TokenLanding

How to document an LLM API so customers trust the meter

Practical patterns for LLM API docs: authentication, rate limits, token billing, error semantics, and clear examples teams can copy-paste.

2026-04

TL;DR

Good LLM API docs cover authentication, rate limits, token billing, error semantics, and copy-paste examples—here are the patterns that work.

Lead with the billing model

State whether you bill per token, per request, or a hybrid. Link to your pricing and lane policy if you blend premium-path and economy usage—buyers want that upfront. See also how teams trim burn without wrecking UX.

Show real requests and responses

Copy-pasteable curl or SDK examples reduce support load. Include error payloads (rate limit, context exceeded, invalid key) with remediation text.

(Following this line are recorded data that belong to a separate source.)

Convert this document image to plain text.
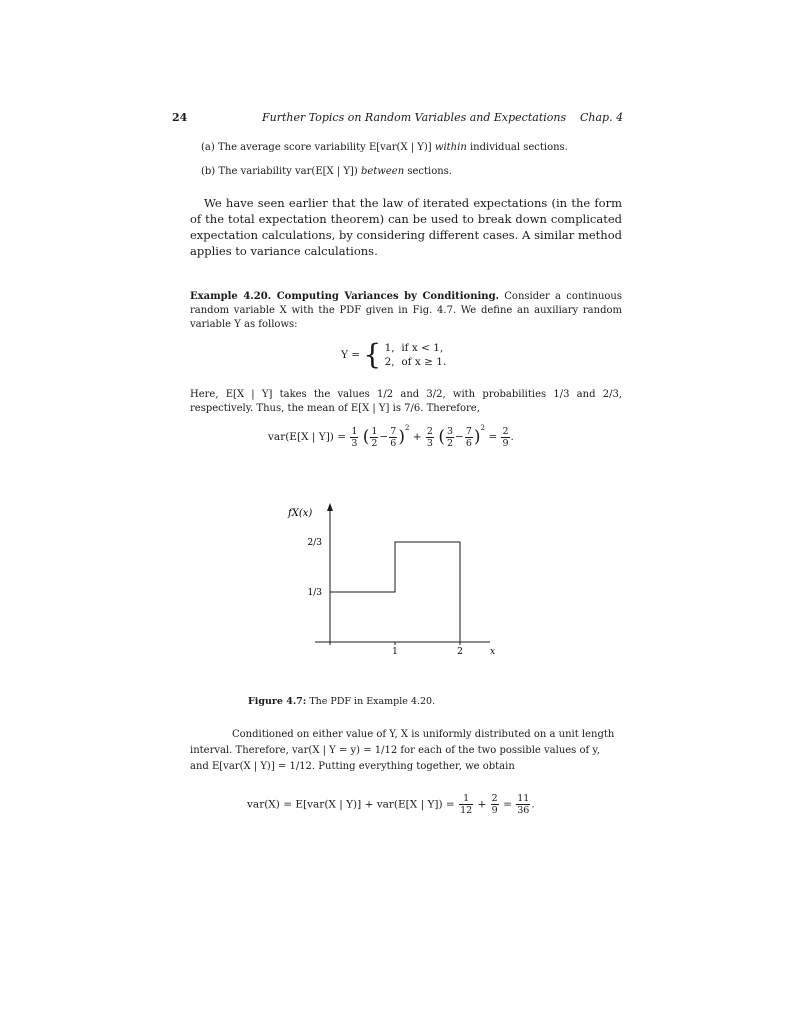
24	Further Topics on Random Variables and Expectations Chap. 4
(a) The average score variability E[var(X | Y)] within individual sections.
(b) The variability var(E[X | Y]) between sections.
We have seen earlier that the law of iterated expectations (in the form of the total expectation theorem) can be used to break down complicated expectation calculations, by considering different cases. A similar method applies to variance calculations.
Example 4.20. Computing Variances by Conditioning. Consider a continuous random variable X with the PDF given in Fig. 4.7. We define an auxiliary random variable Y as follows:
Y = { 1, if x < 1,
2, of x ≥ 1.
Here, E[X | Y] takes the values 1/2 and 3/2, with probabilities 1/3 and 2/3, respectively. Thus, the mean of E[X | Y] is 7/6. Therefore,
var(E[X | $Y]) = \frac{1}{3}$ ( $\frac{1}{2} - \frac{7}{6} )^2 + \frac{2}{3}$ ( $\frac{3}{2} - \frac{7}{6} )^2 = \frac{2}{9}$ .
fX(x)
1	2
1/3
2/3
x
Figure 4.7: The PDF in Example 4.20.
Conditioned on either value of Y, X is uniformly distributed on a unit length
interval. Therefore, var(X | Y = y) = 1/12 for each of the two possible values of y,
and E[var(X | Y)] = 1/12. Putting everything together, we obtain
var(X) = E[var(X | Y)] + var(E[X | $Y]) = \frac{1}{12} + \frac{2}{9} = \frac{11}{36}$ .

Define limits in tokens, not just characters

Relate maximum prompts and completions to context windows so integrators can size their prompts.

Publish a changelog

Model upgrades and pricing changes should be dated. That builds the same confidence as any serious cloud API.

FAQ

+What should LLM API documentation include?
Effective LLM API docs cover authentication, rate limits, token billing mechanics, error semantics, and clear copy-paste examples that teams can use immediately.
+How should token billing be documented in API docs?
Document input vs output token rates, explain what counts as each, show how system prompts and tool calls affect token usage, and provide cost estimation examples.